HONEY Side Effects & Safety
Honey seems to be safe for most adults and older children when taken by mouth or applied to the skin.
Do not use raw honey in infants and young children under 12 months of age due to the chance of botulism poisoning. This is not a danger for older children or adults.
Special Precautions & Warnings:Pregnancy and breast-feeding: Honey seems to be safe when taken in food amounts. The concern about botulism applies to infants and young children and not to adults or pregnant women. But not enough is known about the safety of honey when used for medicinal purposes in women who are pregnant or breast-feeding. Stay on the safe side and avoid medicinal amounts and topical applications.

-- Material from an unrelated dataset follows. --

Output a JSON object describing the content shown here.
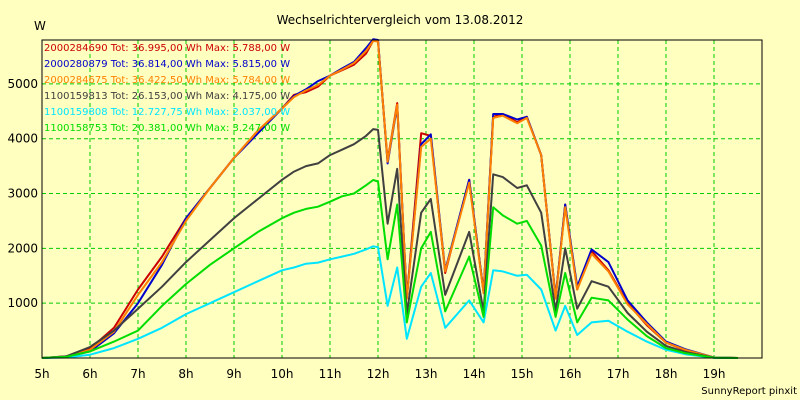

Pollen allergies: Avoid honey if you are allergic to pollen. Honey, which is made from pollen, may cause allergic reactions.
The following doses have been studied in scientific research:
- For cough: 2.5-10 mL (0.5-2 teaspoons) of honey at bedtime.
- For the treatment of burns and wounds: Honey is applied directly or in a dressing. The dressings are usually changed every 24-48 hours, but are sometimes left in place for up to 25 days. The wound should be inspected every 2 days. When used directly, 15 mL to 30 mL of honey has been applied every 12-48 hours, and covered with sterile gauze and bandages or a polyurethane dressing.